Big Boss sighed. “Step aside.”
He jerked the door open, wincing as the swollen door squalled against its frame. He also winced at the sliver of pain that stabbed into his chest. The short walk from the porch to the bomb shelter had set his heart to racing. He could hear his blood whooshing in his ears and he wondered how long he had before some rotten piece of his insides ruptured and sank the whole boat. Days? Weeks? Months? Not years, certainly. The steadily shriveling death’s head that peered at him from the bathroom mirror now assured him that it was not “years”. Not even close.
He flicked the flashlight on and stepped down into its sallow beam.
“Smells,” Alexis said behind him.
“They all stink,” Big Boss said. “Even the talkers.”
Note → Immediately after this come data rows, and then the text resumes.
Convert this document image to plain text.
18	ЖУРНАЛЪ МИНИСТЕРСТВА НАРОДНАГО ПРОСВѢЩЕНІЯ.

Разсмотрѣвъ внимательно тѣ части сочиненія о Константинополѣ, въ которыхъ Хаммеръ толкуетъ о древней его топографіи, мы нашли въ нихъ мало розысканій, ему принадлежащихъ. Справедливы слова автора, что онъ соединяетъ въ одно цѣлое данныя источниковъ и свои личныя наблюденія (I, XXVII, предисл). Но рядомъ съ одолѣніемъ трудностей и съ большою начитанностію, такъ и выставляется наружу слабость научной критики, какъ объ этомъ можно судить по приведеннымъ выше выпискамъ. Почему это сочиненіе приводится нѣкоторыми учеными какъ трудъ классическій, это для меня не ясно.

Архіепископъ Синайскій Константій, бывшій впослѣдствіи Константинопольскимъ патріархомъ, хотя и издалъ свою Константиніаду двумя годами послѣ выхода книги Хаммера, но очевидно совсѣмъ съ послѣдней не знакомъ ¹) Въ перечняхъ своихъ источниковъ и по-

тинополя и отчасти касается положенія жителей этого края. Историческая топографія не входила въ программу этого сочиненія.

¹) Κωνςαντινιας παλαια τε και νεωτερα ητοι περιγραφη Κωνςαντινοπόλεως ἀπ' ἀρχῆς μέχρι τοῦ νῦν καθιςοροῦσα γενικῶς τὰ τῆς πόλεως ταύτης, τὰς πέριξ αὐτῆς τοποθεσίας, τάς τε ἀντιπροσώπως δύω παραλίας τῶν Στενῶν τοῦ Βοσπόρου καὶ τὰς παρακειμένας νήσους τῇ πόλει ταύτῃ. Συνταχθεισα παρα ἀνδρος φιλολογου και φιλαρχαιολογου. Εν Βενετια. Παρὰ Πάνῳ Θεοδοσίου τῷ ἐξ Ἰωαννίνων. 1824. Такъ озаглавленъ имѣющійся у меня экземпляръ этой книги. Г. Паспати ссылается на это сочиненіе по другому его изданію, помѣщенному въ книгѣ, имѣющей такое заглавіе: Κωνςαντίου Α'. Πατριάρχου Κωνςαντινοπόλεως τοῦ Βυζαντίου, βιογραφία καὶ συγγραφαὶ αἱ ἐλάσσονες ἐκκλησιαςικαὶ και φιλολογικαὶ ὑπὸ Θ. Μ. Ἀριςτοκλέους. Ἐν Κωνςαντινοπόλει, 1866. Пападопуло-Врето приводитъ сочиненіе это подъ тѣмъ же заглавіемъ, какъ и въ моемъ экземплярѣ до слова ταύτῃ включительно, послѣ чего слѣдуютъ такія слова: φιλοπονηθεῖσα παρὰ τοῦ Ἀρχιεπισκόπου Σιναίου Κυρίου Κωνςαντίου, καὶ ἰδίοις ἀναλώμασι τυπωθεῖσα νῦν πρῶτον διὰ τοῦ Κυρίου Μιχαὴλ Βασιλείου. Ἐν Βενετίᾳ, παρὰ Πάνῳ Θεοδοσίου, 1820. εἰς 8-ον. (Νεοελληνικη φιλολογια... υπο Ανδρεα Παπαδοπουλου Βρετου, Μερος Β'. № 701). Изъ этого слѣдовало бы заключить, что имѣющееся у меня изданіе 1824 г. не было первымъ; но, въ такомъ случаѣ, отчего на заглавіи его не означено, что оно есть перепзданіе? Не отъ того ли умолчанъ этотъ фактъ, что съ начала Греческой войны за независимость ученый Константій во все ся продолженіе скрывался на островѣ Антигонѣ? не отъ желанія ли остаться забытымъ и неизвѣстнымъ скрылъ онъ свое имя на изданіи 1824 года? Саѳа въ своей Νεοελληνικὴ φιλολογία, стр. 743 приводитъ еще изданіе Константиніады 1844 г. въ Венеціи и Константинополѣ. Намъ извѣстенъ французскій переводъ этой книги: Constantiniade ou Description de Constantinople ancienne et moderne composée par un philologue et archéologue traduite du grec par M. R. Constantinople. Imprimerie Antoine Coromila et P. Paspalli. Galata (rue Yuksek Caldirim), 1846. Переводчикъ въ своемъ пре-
They descended the stairs, leaving a trail of melting snow and mud behind them. Big Boss paused at the inner door, slid his pistol from its holster and grabbed the latch. The handle turned with a resounding clank and the smell of rotting meat increased tenfold. Alexis covered her mouth and nose with her hand and made a noise that was half cough and half retch.
Big Boss peered through the doorway cautiously, remembering the grisly fate of Donald Duck. His brother, Ronald, was still securely chained in the center of the shelter. Big Boss pushed the door open wide and strode inside.
The zombie was naked, pale, like some subterranean creature unfit for life in the sunshine. It was bound at the wrists and neck, with a fourth chain looped and padlocked around its waist. Blinking its eyes in the light, the creature strained forward, chains clanking. Its jaws opened and shut with a snapping sound. It made a dog-like snarling sound.
“How awful,” Alexis said behind him.